Well, sometimes I do like to “set people straight,” but I don’t think that’s the main reason I got into philosophy. I think I got into it in the first place because I was drawn to the values of free thinking and valuing ideas for their own sake. Eventually, I was more drawn to it when I realize how important critical thinking; moreover, I realize how it’s one of the most underrated traits in society. I am also drawn to philosophy because the philosophical problems are just so damn interesting. Perhaps this is unique to my case whereas everyone is drawn to philosophy just to set people straight, but I highly doubt this. I’ve seen too many cases (anecdotal) where people who are into philosophy find it interesting for its own sake.

“Moreover, academic life doesn’t really socialize people. In more business oriented things, you have to live with people. You have to get on with them, whereas in academic life there is a tendency to go our own way. We have our own little range of concern, and we stick with it. ”

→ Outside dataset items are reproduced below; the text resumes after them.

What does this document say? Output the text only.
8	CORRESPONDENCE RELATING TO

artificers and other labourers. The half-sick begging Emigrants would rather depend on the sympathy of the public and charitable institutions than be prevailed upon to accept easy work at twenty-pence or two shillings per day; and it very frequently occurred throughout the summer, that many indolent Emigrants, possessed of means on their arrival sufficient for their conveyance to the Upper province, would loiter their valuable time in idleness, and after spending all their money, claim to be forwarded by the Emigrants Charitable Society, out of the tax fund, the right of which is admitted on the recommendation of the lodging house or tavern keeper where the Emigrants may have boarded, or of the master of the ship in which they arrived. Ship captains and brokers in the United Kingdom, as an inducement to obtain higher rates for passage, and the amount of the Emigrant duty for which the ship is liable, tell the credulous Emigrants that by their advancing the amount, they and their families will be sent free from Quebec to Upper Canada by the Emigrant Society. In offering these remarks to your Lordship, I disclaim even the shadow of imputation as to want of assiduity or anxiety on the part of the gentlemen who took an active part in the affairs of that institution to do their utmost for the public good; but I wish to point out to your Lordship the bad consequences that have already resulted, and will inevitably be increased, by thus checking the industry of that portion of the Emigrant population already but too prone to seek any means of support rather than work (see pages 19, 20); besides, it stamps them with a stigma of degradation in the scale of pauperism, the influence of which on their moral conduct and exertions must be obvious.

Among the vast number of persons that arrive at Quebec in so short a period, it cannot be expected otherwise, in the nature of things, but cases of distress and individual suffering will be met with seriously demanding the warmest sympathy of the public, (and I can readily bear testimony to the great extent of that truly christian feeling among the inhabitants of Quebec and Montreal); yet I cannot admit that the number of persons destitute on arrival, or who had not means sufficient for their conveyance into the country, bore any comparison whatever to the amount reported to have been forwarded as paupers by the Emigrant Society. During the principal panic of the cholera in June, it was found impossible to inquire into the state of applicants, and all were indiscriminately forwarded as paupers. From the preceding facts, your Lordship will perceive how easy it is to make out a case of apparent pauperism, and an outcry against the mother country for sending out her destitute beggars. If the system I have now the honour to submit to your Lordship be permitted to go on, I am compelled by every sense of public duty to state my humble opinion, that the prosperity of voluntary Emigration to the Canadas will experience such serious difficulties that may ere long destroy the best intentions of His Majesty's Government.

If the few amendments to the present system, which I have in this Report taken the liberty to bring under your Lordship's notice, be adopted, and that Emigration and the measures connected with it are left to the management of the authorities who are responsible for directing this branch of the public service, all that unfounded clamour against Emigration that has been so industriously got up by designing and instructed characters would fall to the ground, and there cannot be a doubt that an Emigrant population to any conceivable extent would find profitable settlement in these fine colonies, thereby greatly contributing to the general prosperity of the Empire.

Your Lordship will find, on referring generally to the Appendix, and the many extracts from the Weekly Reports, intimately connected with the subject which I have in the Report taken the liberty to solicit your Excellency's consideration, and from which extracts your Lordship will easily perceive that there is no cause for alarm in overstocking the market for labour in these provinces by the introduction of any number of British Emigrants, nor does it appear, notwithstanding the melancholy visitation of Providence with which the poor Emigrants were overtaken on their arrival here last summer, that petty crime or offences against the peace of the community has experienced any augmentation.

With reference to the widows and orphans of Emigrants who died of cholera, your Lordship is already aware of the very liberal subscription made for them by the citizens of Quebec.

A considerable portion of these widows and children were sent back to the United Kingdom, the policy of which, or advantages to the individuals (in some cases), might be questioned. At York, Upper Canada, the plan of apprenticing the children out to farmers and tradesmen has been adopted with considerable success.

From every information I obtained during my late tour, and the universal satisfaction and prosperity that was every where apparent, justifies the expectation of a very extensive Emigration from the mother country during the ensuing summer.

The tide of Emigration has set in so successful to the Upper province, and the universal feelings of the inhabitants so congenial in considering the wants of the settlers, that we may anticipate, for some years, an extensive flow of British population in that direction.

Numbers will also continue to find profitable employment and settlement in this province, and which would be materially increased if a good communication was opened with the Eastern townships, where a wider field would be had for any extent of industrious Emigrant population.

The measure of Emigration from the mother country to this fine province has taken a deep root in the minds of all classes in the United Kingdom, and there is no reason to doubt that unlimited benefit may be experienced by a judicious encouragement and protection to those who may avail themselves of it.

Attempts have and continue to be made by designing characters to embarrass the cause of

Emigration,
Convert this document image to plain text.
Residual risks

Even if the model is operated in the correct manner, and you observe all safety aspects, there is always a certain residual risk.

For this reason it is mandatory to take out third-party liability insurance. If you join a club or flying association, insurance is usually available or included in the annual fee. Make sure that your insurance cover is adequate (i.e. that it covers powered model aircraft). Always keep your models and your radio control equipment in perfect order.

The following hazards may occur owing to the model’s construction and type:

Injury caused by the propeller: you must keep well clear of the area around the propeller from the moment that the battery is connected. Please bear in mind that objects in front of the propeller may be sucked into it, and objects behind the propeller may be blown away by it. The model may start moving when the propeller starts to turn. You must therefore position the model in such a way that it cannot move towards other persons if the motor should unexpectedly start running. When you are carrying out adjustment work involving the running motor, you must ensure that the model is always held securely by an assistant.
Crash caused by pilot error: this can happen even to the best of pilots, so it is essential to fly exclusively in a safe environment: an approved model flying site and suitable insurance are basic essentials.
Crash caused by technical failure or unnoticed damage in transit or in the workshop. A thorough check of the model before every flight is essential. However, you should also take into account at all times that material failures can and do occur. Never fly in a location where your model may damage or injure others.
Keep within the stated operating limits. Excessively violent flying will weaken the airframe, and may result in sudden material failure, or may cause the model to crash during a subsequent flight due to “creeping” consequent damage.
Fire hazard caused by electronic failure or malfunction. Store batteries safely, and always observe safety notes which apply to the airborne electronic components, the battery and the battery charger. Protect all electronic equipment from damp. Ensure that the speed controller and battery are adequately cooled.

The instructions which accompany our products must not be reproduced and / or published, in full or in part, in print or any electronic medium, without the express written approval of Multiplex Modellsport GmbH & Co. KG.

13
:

The interviewers asked “Is there something about doing philosophy that makes us better people?”, but he never asked “Is there something about doing philosophy *in an academic setting* makes us better people?” Those are two separate questions. Rescher confused the first question as the second question (though I don’t blame him, since doing philosophy is done primarily within an academic setting). I mean, one can do plenty of philosophy outside of academia. If not engage in highly esoteric problems like Sorites Paradox, one could at least use the tools of philosophy to think about any social/political issue like capital punishment, abortion, euthanasia, human rights, and such. I think doing philosophy in that sense can still make us a better thinker, but is that the same as making us into a better person. Well, I think becoming a better thinker is part of becoming a better person. Rescher is correct that developing social skills is very pertinent, but developing critical thinking skills is equally pertinent when dealing with really hard problems that just can’t be dealt with by talking your way out of it with your social skills.